There are so many social and infrastructure issues facing the city. One wonders how any city bureaucrat has the time to review hundreds of global case studies, consult with 20 academic experts on the subject and to partner with the Toronto Public Library to put together a reading list on Henry Dundas.
How about fixing our roads before we even consider changing their names?
But even worse is that this decision – a token gesture that will do nothing to tackle racism – opens the door to more costly exercises led by the activists under the guise of a “Recognition Review” of city street and place names.
The vocal minority know it’s their time and they can exact whatever they want out of weak-willed politicians, no matter how foolish their request.
In fact, 12 additional Toronto streets have been named after slave owners.
I live on one of them.
The streets include Abbey Lane, Baby Point Crescent (Rd. and Terrace), Brant St. (and Place), Breadalbane St., McGill St., Peter St., Russell Hill Rd.
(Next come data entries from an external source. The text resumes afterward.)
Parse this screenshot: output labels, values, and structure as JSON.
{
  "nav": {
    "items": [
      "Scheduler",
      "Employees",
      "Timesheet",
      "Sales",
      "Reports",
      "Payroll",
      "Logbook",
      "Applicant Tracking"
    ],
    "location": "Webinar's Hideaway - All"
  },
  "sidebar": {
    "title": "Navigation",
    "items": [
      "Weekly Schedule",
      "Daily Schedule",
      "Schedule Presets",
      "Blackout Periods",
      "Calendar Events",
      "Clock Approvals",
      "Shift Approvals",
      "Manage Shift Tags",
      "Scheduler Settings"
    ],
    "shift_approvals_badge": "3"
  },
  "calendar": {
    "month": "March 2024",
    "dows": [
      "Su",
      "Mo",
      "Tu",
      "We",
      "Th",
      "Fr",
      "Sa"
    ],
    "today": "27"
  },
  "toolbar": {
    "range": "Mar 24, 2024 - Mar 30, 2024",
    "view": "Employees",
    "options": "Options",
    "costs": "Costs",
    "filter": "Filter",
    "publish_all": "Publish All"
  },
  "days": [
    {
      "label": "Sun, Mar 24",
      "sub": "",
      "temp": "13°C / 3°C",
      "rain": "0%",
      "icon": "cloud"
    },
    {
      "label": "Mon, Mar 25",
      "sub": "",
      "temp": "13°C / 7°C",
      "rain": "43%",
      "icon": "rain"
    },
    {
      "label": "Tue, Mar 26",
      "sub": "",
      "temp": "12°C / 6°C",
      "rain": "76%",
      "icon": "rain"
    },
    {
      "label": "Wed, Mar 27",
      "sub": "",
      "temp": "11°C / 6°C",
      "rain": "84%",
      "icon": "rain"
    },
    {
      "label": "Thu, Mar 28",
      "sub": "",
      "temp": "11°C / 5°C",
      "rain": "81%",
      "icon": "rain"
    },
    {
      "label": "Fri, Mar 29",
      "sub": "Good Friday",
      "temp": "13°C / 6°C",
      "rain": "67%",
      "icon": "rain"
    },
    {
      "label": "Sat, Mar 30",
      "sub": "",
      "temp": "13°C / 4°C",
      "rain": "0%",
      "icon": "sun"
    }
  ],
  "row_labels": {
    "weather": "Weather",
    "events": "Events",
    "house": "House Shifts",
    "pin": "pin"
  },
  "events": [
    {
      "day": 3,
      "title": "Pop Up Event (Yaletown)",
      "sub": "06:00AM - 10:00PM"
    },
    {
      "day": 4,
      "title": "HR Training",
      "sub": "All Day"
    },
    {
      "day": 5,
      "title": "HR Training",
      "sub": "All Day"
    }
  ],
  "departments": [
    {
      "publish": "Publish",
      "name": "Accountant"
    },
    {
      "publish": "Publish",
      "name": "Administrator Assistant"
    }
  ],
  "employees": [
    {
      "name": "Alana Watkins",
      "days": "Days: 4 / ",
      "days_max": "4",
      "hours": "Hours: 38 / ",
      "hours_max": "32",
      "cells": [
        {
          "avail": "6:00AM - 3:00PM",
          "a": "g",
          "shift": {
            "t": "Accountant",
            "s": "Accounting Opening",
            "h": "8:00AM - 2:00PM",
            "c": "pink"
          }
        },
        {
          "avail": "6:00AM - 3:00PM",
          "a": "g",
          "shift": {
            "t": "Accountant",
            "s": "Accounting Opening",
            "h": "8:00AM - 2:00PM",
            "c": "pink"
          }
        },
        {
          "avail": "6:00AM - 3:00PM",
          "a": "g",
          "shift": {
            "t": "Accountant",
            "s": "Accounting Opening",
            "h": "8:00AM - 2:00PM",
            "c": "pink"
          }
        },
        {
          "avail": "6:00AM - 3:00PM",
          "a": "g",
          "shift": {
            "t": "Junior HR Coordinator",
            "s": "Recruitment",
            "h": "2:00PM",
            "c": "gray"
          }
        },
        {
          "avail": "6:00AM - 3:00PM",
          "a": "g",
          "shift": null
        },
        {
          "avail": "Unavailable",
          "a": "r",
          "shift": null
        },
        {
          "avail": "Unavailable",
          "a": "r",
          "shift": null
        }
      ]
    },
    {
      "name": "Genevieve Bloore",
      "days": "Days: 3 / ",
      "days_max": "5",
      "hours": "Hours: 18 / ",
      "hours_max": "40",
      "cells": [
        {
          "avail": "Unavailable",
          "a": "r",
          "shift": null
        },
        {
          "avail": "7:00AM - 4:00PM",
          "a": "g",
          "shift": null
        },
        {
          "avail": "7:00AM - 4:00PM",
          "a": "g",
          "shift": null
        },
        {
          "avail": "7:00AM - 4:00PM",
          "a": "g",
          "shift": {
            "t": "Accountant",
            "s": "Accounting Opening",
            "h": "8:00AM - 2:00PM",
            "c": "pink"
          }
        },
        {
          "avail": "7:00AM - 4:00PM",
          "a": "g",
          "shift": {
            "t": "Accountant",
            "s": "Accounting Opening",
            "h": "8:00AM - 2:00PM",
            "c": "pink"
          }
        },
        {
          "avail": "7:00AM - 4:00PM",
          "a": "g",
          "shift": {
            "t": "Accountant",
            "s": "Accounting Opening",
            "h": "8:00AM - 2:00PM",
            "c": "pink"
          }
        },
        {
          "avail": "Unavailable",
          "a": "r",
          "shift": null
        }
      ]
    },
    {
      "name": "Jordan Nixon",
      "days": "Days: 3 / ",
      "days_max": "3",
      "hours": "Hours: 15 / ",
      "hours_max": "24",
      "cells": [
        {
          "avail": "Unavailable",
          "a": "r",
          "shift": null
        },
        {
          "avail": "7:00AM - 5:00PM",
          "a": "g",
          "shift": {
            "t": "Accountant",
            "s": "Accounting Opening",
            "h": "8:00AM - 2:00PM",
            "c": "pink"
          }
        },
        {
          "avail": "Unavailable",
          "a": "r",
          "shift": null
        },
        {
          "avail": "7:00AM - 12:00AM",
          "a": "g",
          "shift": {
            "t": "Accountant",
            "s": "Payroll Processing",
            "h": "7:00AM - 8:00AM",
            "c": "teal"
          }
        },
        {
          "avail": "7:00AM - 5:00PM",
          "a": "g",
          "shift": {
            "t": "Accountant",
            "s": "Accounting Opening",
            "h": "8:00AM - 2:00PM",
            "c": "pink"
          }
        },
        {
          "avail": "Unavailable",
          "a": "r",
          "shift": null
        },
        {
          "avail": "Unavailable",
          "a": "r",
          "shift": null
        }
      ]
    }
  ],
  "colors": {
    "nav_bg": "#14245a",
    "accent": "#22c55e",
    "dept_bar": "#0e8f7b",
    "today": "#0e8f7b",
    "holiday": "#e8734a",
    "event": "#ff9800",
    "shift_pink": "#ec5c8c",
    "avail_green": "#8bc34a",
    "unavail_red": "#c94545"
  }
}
Russell St. and Vaughan Rd.
According to city officials, there are 60 street names in total “which could require further examination in the future.”
No names will be changed at the moment, city officials say, but there will be a framework with guidelines developed to review other street names and monuments.
Before the council vote, the mayor opined that it was the “right thing to do – to no longer honour this man (Dundas).”
“It will do wonders for our reputation outside the city,” he said.
I’m afraid it won’t improve our reputation one bit.
In fact, it provides more reason for the rest of the country to mock Toronto for fiddling while Rome burns.